First, keep Fetch for simple retrieval. Status checks, static docs, robots.txt files, sitemaps, and small server-rendered pages do not need a heavier workflow. These calls are cheap to reason about and should stay simple.
Second, move repeated parsing work into ScrapeGraphAI. If your code has many CSS selectors, retry branches, or site-specific parsers, the real cost is maintenance. A natural-language extraction prompt plus schema validation is easier to reuse across changing layouts.
Third, route JavaScript-heavy pages directly to rendered extraction. Do not wait for Fetch to return an empty shell and then retry through a separate browser flow. If a source is known to use client-side rendering, treat rendering as the default path.
That gives teams a clean split: Browserbase Fetch remains the quick retrieval tool, while ScrapeGraphAI owns the pages where the business needs usable data instead of a response body.
Example: Product Extraction
With Browserbase Fetch, a static product page can work well:
from browserbase import Browserbase
from bs4 import BeautifulSoup
bb = Browserbase(api_key="your-api-key")
response = bb.fetch(url="https://shop.example.com/products")
soup = BeautifulSoup(response.content, "html.parser")
products = soup.select(".product-card")If the site renders products with JavaScript, this returns little or nothing.
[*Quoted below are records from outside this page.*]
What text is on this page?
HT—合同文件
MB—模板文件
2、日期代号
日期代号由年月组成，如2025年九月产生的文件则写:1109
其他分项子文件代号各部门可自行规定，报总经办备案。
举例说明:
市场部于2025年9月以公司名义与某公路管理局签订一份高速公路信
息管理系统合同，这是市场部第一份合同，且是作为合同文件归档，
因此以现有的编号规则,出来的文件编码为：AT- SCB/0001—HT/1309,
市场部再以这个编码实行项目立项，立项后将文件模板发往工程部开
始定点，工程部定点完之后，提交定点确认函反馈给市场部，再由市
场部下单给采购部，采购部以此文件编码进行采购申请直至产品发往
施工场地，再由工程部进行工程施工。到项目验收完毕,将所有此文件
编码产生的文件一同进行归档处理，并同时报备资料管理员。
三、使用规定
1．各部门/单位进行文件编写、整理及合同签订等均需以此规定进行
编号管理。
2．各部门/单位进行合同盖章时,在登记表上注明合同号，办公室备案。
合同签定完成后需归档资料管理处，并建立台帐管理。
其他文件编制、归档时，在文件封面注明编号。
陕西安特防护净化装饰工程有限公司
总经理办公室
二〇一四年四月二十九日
You then need a browser session, waits, selectors, and extraction logic.
With ScrapeGraphAI, the extraction prompt stays the same across static and rendered pages:
from scrapegraph_py import ScrapeGraphAI
sgai = ScrapeGraphAI(api_key="your-api-key")
response = sgai.extract(
url="https://shop.example.com/products",
prompt="Extract every product with name, price, availability, rating, and product URL"
)The output is structured JSON, which is what the downstream application usually needed in the first place.
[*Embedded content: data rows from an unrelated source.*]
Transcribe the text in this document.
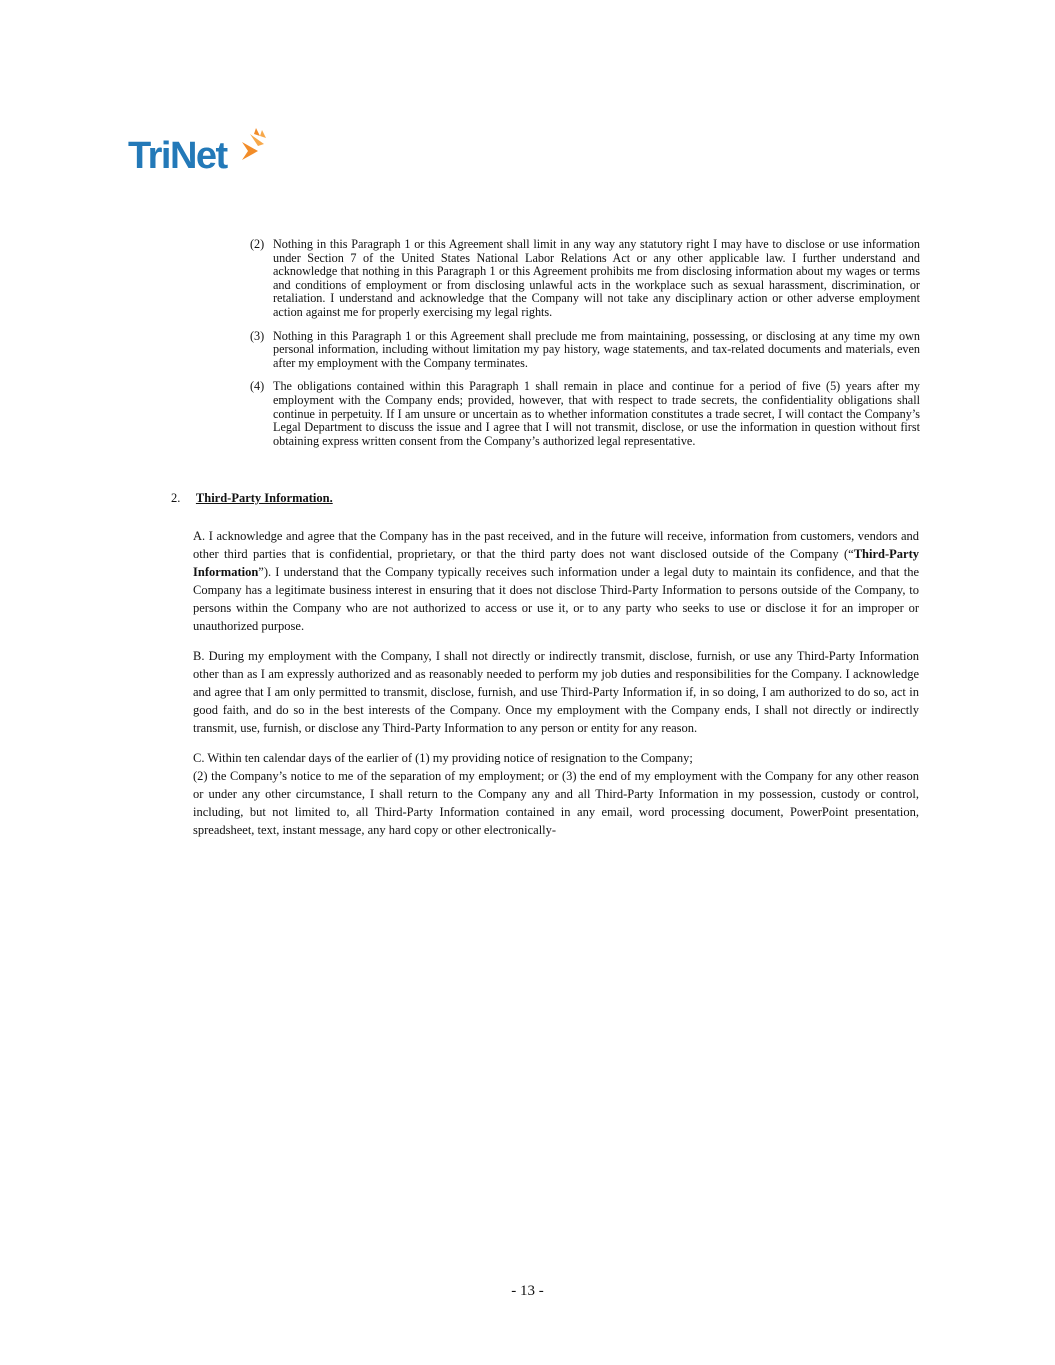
TriNet
(2) Nothing in this Paragraph 1 or this Agreement shall limit in any way any statutory right I may have to disclose or use information under Section 7 of the United States National Labor Relations Act or any other applicable law. I further understand and acknowledge that nothing in this Paragraph 1 or this Agreement prohibits me from disclosing information about my wages or terms and conditions of employment or from disclosing unlawful acts in the workplace such as sexual harassment, discrimination, or retaliation. I understand and acknowledge that the Company will not take any disciplinary action or other adverse employment action against me for properly exercising my legal rights.
(3) Nothing in this Paragraph 1 or this Agreement shall preclude me from maintaining, possessing, or disclosing at any time my own personal information, including without limitation my pay history, wage statements, and tax-related documents and materials, even after my employment with the Company terminates.
(4) The obligations contained within this Paragraph 1 shall remain in place and continue for a period of five (5) years after my employment with the Company ends; provided, however, that with respect to trade secrets, the confidentiality obligations shall continue in perpetuity. If I am unsure or uncertain as to whether information constitutes a trade secret, I will contact the Company’s Legal Department to discuss the issue and I agree that I will not transmit, disclose, or use the information in question without first obtaining express written consent from the Company’s authorized legal representative.
2. Third-Party Information.

A. I acknowledge and agree that the Company has in the past received, and in the future will receive, information from customers, vendors and other third parties that is confidential, proprietary, or that the third party does not want disclosed outside of the Company (“Third-Party Information”). I understand that the Company typically receives such information under a legal duty to maintain its confidence, and that the Company has a legitimate business interest in ensuring that it does not disclose Third-Party Information to persons outside of the Company, to persons within the Company who are not authorized to access or use it, or to any party who seeks to use or disclose it for an improper or unauthorized purpose.

B. During my employment with the Company, I shall not directly or indirectly transmit, disclose, furnish, or use any Third-Party Information other than as I am expressly authorized and as reasonably needed to perform my job duties and responsibilities for the Company. I acknowledge and agree that I am only permitted to transmit, disclose, furnish, and use Third-Party Information if, in so doing, I am authorized to do so, act in good faith, and do so in the best interests of the Company. Once my employment with the Company ends, I shall not directly or indirectly transmit, use, furnish, or disclose any Third-Party Information to any person or entity for any reason.

C. Within ten calendar days of the earlier of (1) my providing notice of resignation to the Company;
(2) the Company’s notice to me of the separation of my employment; or (3) the end of my employment with the Company for any other reason or under any other circumstance, I shall return to the Company any and all Third-Party Information in my possession, custody or control, including, but not limited to, all Third-Party Information contained in any email, word processing document, PowerPoint presentation, spreadsheet, text, instant message, any hard copy or other electronically-

- 13 -
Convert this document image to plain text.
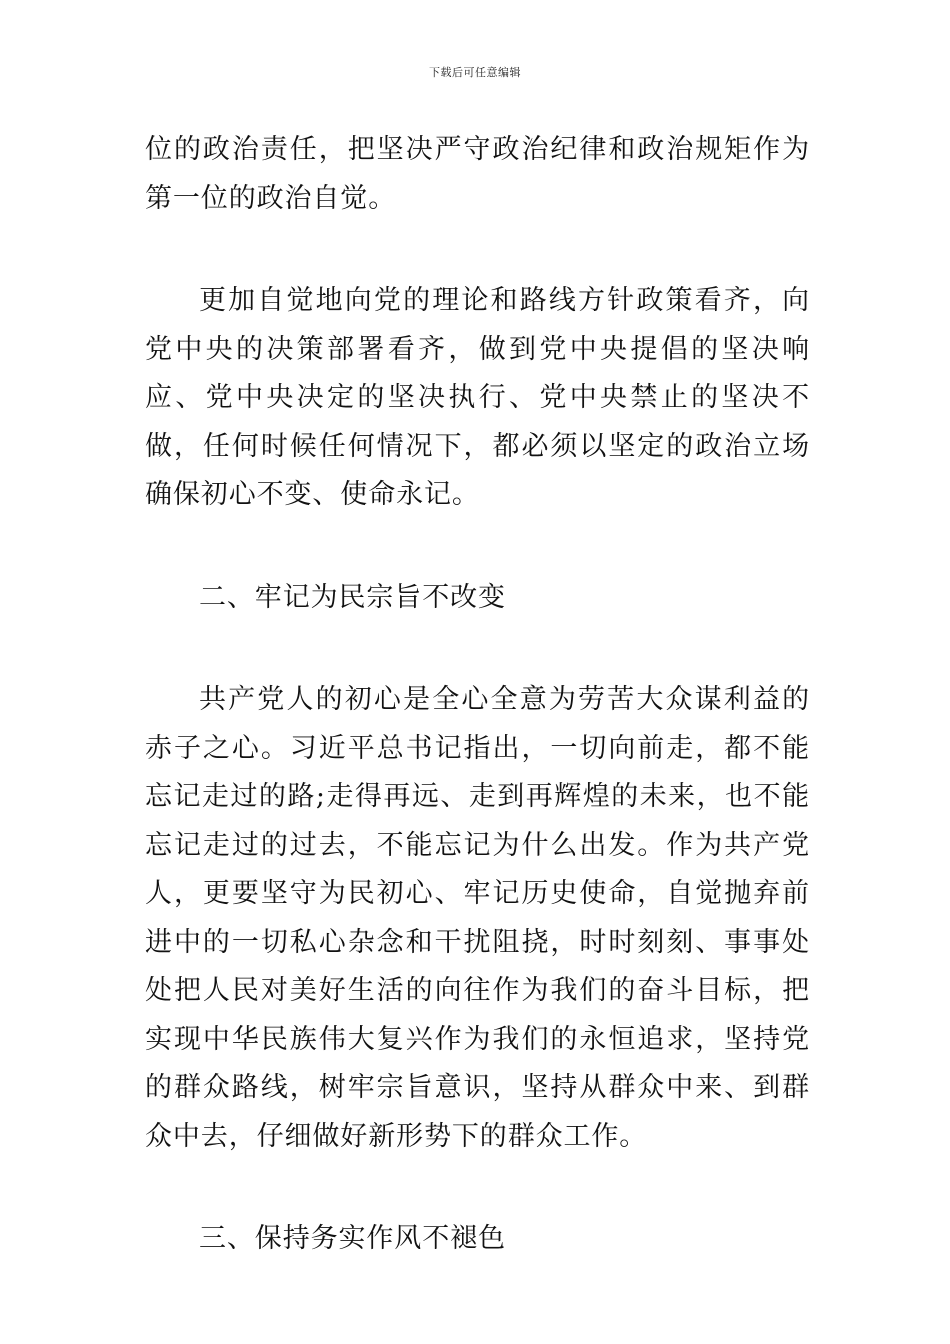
下载后可任意编辑

位的政治责任，把坚决严守政治纪律和政治规矩作为第一位的政治自觉。

更加自觉地向党的理论和路线方针政策看齐，向党中央的决策部署看齐，做到党中央提倡的坚决响应、党中央决定的坚决执行、党中央禁止的坚决不做，任何时候任何情况下，都必须以坚定的政治立场确保初心不变、使命永记。

二、牢记为民宗旨不改变

共产党人的初心是全心全意为劳苦大众谋利益的赤子之心。习近平总书记指出，一切向前走，都不能忘记走过的路;走得再远、走到再辉煌的未来，也不能忘记走过的过去，不能忘记为什么出发。作为共产党人，更要坚守为民初心、牢记历史使命，自觉抛弃前进中的一切私心杂念和干扰阻挠，时时刻刻、事事处处把人民对美好生活的向往作为我们的奋斗目标，把实现中华民族伟大复兴作为我们的永恒追求，坚持党的群众路线，树牢宗旨意识，坚持从群众中来、到群众中去，仔细做好新形势下的群众工作。

三、保持务实作风不褪色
When Browserbase Is Still The Better Choice
Browserbase is a strong platform when your team wants to own browser automation directly. If you are building agent infrastructure, need browser sessions, or want Stagehand-style automation, Browserbase can be a good foundation.
Fetch specifically is useful as a cost-saving first step:
- Fetch a page.
- Check whether it contains enough text.
- If not, open a browser session.
- Extract with your own code or an agent framework.
Browserbase even publishes templates around this hybrid pattern. That is the right architecture for teams that want control over every stage.
ScrapeGraphAI is better when you want fewer moving parts and direct web data output.